Among the 14 points in Cox's plan, which all five Republicans signed on to before they were elected, are plans to slow down the construction of new schools, libraries and other capital projects to save interest costs on the more than $700 million in voter-approved bonds which the county has yet to issue. To do this, the commission would take three years to construct what it had planned to do in two.
The plan would also slow down the rate of growth in spending for the Charlotte-Mecklenburg School system, which has grown at about 10.5 percent per year over the last four years. To do this, the commission would create a per-pupil funding formula and increase the amount the county gives the school system by the number of additional students it takes in each year.

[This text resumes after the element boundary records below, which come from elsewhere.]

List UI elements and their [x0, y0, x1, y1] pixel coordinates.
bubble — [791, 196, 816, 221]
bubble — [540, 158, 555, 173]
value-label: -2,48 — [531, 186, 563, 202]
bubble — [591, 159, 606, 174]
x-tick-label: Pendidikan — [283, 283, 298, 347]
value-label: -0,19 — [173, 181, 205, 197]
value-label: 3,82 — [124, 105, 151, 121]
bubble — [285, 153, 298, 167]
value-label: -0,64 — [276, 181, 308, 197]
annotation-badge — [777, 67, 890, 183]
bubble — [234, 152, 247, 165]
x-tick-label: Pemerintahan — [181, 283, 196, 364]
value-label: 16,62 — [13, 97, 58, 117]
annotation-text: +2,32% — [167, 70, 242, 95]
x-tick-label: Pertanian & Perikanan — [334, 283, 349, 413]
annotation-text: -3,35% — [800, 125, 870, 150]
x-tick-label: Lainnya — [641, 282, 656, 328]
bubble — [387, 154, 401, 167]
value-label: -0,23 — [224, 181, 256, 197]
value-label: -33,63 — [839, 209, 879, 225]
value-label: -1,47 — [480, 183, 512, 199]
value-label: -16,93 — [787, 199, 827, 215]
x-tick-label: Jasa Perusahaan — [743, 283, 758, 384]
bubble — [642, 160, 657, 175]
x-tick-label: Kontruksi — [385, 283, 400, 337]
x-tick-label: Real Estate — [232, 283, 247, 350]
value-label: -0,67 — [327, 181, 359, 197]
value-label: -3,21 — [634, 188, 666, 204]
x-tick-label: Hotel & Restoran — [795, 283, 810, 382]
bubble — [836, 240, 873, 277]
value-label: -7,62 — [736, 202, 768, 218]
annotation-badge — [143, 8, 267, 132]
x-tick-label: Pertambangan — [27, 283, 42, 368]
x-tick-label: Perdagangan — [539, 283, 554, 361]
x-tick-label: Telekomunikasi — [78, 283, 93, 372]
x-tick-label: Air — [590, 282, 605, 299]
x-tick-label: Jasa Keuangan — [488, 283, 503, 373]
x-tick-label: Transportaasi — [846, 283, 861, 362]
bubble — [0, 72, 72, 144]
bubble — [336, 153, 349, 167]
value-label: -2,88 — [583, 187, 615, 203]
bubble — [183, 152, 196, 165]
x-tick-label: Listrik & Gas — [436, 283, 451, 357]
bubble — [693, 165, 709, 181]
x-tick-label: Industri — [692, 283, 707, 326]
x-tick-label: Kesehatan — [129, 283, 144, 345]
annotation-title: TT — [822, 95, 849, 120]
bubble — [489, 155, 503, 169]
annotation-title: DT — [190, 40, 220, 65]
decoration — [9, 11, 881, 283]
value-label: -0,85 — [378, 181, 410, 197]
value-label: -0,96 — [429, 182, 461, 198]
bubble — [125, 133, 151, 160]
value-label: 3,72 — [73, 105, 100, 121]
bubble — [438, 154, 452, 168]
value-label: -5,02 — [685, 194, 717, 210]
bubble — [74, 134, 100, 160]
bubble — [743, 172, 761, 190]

Capital projects like the funding of new schools would be done according to the same formula and would take into account how many new seats were needed rather than which schools the school board wanted to build or renovate. According to the plan, buildings need substantial renovation after 30 years, so the amount of money commissioners ask for in future bond referendums would be equal to what it would cost to replace or rehabilitate 1/30th of the existing seats each year. The plan also puts aside more money than has been spent in the past for preventive maintenance for schools, libraries, parks, jails and other capital projects.
Democrat Parks Helms, who currently chairs the commission, said that now might not be the time to start basing school funding on a per pupil basis.
"While that might be good in a school system that is stabilized, I don't think it is applicable in a system like this one when we're trying to implement a school choice plan that runs the great risk of resegregating our schools."
That's where the budget debate this spring might become racially charged. A per-pupil funding formula the Republicans want is a more racially neutral strategy that focuses more on how many seats the system needs and less on who sits in them. In contrast, the general philosophy of most of the school board and the Democrats on the county commission is that inner-city schools and those with high percentages of students on free and reduced lunch should be rebuilt or renovated in order to attract better teachers and students of higher income levels. The problem is that since parents can now choose where their kids go to school within a choice zone, many suburban schools have become overflowing trailer farms while many inner city schools, where much of the renovation and new construction money in this fall's bond package was directed, are significantly below capacity and could hold dozens to hundreds more students.
If none of the above gets the ire of liberal activists up, the tinkering the Republican commissioners plan for the sales and property tax rates will. Earlier this year, Cox voted with the Democrat majority commission led by Helms, to raise the county sales tax by half a cent. To compensate for that, the new Republican-led commission plans to slash the property tax rate by what will likely amount to 11 percent to offset the increase in the sales tax.
"Sales taxes are more regressive and hurt the poor," said Republican Bill James, who voted against the sales tax increase. "However, that's Parks Helms' problem for insisting it be increased."
Helms, who raised the hackles of some taxpayers who blame him for the large tax increases that he oversaw as chairman of the commission, took a far less combative tone than James.
"This is the Tom Cox agenda and he will have my support to the extent that I believe it to be a responsible and fiscally sound plan," said Helms. "At the same time, I know there are substantial needs in this county that will be even greater in this recessionary period. In North Carolina, one million people live in poverty and 62,000 of those live in Mecklenburg County. It presents a variety of problems that only government can deal with."
Cox says Mecklenburg County hasn't been hit as hard by the recession as other counties, but doesn't dispute that there are a lot of needs on the part of the poor.
"I can agree with Parks on that point, but still not vote for a tax hike," said Cox.